Lloyd's Maritime and Commercial Law Quarterly
MITIGATION AND CAUSATION OF BENEFITS
Fulton v Globalia (The New Flamenco)
David McLauchlan*
Andrew Summers†
This article examines mitigation and the causation of benefits in the assessment of damages for breach of contract, following the UK Supreme Court’s decision in The New Flamenco. It clarifies the meaning and scope of “speculation” reasoning, according to which a benefit (or harm) is said to be ignored in the assessment of damages where it derived from a “commercial risk” undertaken by the claimant. The authors argue that speculation reasoning properly applies where the claimant made a choice not to take steps that would have put it as nearly as possible in the same position as if the contract had been performed. They conclude that the correctness of the decision in The New Flamenco thus turns on whether the shipowners had such a choice, for example, to rehire the vessel under a series of shorter charters, instead of putting it up for sale.
1. Introduction
In Fulton Shipping Inc of Panama v Globalia Business Travel SAU (The New Flamenco)
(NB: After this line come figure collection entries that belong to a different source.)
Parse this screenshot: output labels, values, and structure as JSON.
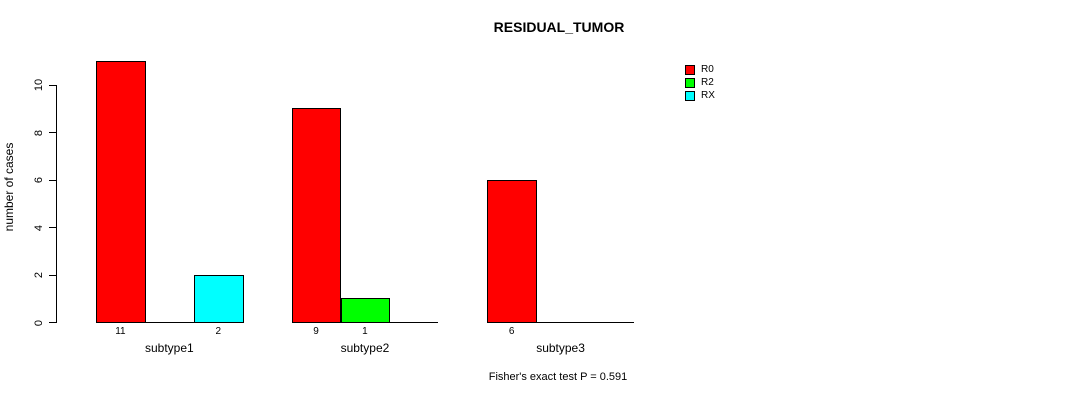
{
  "chart_data": {
    "type": "bar",
    "title": "RESIDUAL_TUMOR",
    "ylabel": "number of cases",
    "xlabel": "",
    "categories": [
      "subtype1",
      "subtype2",
      "subtype3"
    ],
    "series": [
      {
        "name": "R0",
        "color": "#ff0000",
        "values": [
          11,
          9,
          6
        ]
      },
      {
        "name": "R2",
        "color": "#00ff00",
        "values": [
          0,
          1,
          0
        ]
      },
      {
        "name": "RX",
        "color": "#00ffff",
        "values": [
          2,
          0,
          0
        ]
      }
    ],
    "yticks": [
      0,
      2,
      4,
      6,
      8,
      10
    ],
    "ylim": [
      0,
      11
    ],
    "grid": false,
    "legend_position": "top-right",
    "value_labels": "shown under non-zero bars",
    "annotation": "Fisher's exact test P = 0.591"
  }
}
1 the Supreme Court considered the circumstances in which benefits received by the claimant, arising from steps that the claimant would not have taken but for the defendant’s breach of contract, must be taken into account in the assessment of damages. The result of the appeal was eagerly awaited by many observers, not least by the present authors, because, in earlier issues of this Quarterly,2 we had expressed different views concerning the outcome in the Court of Appeal. As it transpired, however, the single judgment delivered by Lord Clarke3 came as something of a let-down because it contains only seven paragraphs of discussion and no citation of authority apart from the cases referred to in reciting the lower courts’ reasoning. Our aim in this article is to supplement the Supreme Court’s own short reasoning with a fuller analysis of how its approach differed from the Court of Appeal,4 whose decision the Court reversed in favour of the decision and reasoning of Popplewell J in the High Court.5
The essential facts were as follows. The respondent charterers repudiated a two-year time charter of a small cruise ship, the New Flamenco. At the time there was no substitute
* Professor of Law, Victoria University of Wellington.
† Assistant Professor in Private Law, London School of Economics.
1. [2017] UKSC 43; [2017] 1 WLR 2581; [2017] 2 Lloyd’s Rep 177.
2. A Summers (sub nom A Dyson) [2016] LMCLQ 202 and D McLauchlan, ibid,459.
3. With whom Lords Neuberger, Mance, Sumption and Hodge agreed.
4. [2015] EWCA Civ 1299; [2016] 1 WLR 2450; [2016] 1 Lloyd’s Rep 383.
5. [2014] EWHC 1547 (Comm); [2014] 2 Lloyd’s Rep 230.